Tribunal Administratif de MELUN — Décision N° TA77-2211595

mercredi 24 mai 2023

JuridictionTribunal Administratif de MELUN
SectionTribunal Administratif de MELUN
N° DossierTA77-2211595
TypeDécision
RecoursExcès de pouvoir
Avocat requérantHERRERO

Texte intégral

Vu la procédure suivante :

M. B A, représenté par Me Louis Jeune, a demandé au tribunal, le 1er décembre 2022, sur le fondement de l'article L. 911-4 du code de justice administrative, d'enjoindre à la préfète du Val-de-Marne de prendre les mesures qu'implique l'exécution du jugement du magistrat désigné par le président tribunal administratif de Melun en date du 16 mars 2020 (n° 1909196) enjoignant à cette autorité, ou à tout autre préfet territorialement compétent, notamment, de lui délivrer une autorisation provisoire de séjour, dans un délai de deux mois à compter de la notification du jugement et de procéder au réexamen de sa situation dans le délai de trois mois, et mettant à la charge de l'Etat une somme de 800 euros sur le fondement de l'article L. 761-1 du code de justice administrative.

Le 21 février 2023, la préfète du Val-de-Marne a indiqué au tribunal que l'exécution du jugement en cause était de la responsabilité du préfet de police de Paris, le requérant ayant communiqué une nouvelle domiciliation dans cette ville (chez Inser Asaf n° 311272, 121 rue Manin, 75019), et que, s'agissant de l'exécution financière, un courrier avait été adressé au requérant en vue de la communication des documents nécessaires à son règlement et qu'il était revenu à l'administration avec la mention " destinataire inconnu à l'adresse ".

Le 3 mars 2023, le préfet de police de Paris a indiqué qu'il avait convoqué M. A à deux reprises les 5 et 19 juillet 2022 mais qu'il ne s'était pas présenté à ces convocations.

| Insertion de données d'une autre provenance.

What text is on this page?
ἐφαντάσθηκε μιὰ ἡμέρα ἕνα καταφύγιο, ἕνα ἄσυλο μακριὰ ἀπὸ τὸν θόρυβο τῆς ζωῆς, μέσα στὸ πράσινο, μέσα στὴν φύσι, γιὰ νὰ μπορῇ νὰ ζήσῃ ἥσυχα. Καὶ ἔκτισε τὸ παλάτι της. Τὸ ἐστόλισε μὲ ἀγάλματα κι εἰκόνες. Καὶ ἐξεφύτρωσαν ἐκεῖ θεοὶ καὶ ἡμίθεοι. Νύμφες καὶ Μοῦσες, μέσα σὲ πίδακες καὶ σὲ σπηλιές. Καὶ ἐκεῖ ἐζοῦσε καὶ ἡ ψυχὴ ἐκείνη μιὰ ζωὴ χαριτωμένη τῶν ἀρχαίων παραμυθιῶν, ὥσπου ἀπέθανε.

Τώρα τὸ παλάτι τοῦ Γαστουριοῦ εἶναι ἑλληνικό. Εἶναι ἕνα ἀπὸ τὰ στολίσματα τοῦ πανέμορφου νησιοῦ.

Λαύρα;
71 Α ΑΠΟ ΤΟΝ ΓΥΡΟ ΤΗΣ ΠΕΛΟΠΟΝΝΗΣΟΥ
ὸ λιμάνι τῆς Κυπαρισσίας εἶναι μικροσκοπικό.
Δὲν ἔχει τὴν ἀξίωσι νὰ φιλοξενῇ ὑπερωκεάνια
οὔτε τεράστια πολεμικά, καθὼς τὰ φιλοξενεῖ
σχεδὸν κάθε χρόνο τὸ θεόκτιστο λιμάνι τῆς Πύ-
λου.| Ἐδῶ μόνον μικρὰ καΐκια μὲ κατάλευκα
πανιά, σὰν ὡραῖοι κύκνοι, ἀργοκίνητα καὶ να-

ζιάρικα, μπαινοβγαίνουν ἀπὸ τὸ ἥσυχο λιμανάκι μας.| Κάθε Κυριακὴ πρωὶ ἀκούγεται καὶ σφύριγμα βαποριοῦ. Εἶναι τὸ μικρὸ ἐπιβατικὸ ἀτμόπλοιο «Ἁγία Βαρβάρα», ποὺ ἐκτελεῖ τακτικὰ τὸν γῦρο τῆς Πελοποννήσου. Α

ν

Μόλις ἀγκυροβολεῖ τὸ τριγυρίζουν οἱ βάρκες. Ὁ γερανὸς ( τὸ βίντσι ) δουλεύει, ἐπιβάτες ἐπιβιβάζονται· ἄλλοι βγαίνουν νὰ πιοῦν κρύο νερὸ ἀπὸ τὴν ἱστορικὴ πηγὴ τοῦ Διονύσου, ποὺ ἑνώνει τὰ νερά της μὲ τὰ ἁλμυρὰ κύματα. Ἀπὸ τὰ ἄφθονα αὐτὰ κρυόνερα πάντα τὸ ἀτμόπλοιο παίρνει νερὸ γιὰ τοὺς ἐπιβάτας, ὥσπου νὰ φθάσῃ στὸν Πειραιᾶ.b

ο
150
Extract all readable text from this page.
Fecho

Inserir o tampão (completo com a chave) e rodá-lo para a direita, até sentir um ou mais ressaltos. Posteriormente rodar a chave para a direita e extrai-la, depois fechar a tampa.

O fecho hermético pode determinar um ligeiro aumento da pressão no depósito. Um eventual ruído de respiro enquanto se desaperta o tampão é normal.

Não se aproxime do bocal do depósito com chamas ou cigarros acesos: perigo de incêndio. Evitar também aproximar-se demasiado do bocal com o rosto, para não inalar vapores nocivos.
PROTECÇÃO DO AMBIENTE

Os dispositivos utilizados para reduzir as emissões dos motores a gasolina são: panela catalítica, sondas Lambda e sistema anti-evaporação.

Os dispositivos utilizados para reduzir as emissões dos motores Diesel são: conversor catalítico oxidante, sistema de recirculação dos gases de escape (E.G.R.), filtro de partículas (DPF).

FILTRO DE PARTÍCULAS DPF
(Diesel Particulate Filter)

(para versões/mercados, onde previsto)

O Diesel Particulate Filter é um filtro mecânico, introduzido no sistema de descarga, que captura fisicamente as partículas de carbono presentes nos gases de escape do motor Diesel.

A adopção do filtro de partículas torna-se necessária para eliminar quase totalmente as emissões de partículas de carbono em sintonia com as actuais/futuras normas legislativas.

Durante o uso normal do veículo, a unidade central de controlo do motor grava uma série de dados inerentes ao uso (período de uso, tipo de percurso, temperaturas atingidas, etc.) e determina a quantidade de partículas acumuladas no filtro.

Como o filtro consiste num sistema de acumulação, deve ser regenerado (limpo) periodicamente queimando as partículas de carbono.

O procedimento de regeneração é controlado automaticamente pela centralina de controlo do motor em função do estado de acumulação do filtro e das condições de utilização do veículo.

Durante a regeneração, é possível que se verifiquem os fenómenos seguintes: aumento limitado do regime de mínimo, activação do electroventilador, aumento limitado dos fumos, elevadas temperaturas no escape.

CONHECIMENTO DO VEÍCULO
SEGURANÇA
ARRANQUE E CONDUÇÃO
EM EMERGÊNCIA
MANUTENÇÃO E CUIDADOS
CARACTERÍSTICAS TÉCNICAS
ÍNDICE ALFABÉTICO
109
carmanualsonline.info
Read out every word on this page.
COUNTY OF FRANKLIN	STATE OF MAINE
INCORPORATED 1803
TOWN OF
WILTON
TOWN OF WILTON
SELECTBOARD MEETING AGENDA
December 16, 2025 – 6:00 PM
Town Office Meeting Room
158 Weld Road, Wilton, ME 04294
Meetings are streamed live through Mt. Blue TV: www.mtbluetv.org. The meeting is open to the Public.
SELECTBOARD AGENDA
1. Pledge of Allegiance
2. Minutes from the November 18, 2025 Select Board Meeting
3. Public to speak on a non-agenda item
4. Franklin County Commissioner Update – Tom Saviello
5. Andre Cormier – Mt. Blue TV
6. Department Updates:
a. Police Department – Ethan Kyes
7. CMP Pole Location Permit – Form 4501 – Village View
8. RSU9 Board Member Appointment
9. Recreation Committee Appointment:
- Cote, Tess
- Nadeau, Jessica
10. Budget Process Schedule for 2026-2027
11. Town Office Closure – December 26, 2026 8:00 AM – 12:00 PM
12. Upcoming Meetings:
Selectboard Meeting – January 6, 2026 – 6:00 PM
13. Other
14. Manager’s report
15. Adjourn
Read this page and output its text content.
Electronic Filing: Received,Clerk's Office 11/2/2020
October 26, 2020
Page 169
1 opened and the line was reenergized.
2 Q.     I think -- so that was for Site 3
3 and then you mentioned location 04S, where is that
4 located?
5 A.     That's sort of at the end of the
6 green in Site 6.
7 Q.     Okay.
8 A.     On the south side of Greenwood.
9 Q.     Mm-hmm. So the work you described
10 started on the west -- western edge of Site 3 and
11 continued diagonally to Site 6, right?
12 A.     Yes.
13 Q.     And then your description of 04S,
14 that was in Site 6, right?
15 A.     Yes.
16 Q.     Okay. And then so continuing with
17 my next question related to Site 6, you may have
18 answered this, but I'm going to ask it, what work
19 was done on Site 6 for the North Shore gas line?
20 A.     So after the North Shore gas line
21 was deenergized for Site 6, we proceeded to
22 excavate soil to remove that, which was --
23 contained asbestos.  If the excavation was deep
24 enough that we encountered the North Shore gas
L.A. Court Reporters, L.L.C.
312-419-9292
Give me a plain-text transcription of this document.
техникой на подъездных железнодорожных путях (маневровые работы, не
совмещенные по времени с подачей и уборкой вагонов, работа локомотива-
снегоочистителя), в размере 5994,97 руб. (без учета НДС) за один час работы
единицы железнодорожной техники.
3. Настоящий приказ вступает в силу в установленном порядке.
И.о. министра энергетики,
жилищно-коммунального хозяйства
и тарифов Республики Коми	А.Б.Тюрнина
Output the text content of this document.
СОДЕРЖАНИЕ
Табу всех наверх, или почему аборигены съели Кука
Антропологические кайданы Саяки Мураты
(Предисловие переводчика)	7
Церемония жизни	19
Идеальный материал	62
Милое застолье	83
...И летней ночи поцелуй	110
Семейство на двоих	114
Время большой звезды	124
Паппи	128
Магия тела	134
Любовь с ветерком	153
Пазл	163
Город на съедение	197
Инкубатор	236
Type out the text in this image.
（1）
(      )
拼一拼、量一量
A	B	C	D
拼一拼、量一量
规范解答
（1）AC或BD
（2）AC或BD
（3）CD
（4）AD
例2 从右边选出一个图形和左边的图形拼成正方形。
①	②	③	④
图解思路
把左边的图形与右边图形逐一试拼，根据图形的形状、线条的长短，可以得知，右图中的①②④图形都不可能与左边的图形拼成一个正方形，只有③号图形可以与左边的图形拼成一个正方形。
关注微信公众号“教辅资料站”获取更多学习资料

Par une requête complémentaire enregistrée le 19 avril 2023, M. B A, représenté par Me Louis Jeune, demande au tribunal, après l'avoir admis à l'aide juridictionnelle provisoire, d'enjoindre au préfet du Val- de Marne ou la préfecture territorialement compétente d'exécuter ce jugement, dans un délai de 7 jours sous une astreinte de 500 euros par jour de retard à compter de la notification de la décision à intervenir, de le convoquer un délai de 7 jours à compter de la date de la notification de la décision à intervenir sous astreinte de 500 euros par jour de retard et de la lui verser la somme de 800 euros sous astreinte de 500 euros par jour de retard à compter de la notification de la décision à intervenir.

Il maintient que le jugement du 16 mars 2020 n'a pas été exécuté par l'administration.

Vu les autres pièces du dossier.

Vu

- la loi n° 91-647 du 10 juillet 1991 modifiée relative à l'aide juridique et le décret n° 2020-1717 du 28 décembre 2020 modifié pris pour son application ;

- le code de justice administrative.

Après avoir, au cours de l'audience du 20 avril 2023, tenue en présence de Mme Darnal, greffière d'audience, présenté son rapport, et entendu les observations de Me Louis Jeune, représentant M. A, requérant, absent, qui rappelle que le préfet de police de Paris ne justifie pas de la notification des convocations du mois de juillet 2022 et qui demande à ce qu'il soit à nouveau convoqué pour pouvoir accéder au guichet.

La préfète du Val-de-Marne dûment convoquée, n'était ni présente ni représentée.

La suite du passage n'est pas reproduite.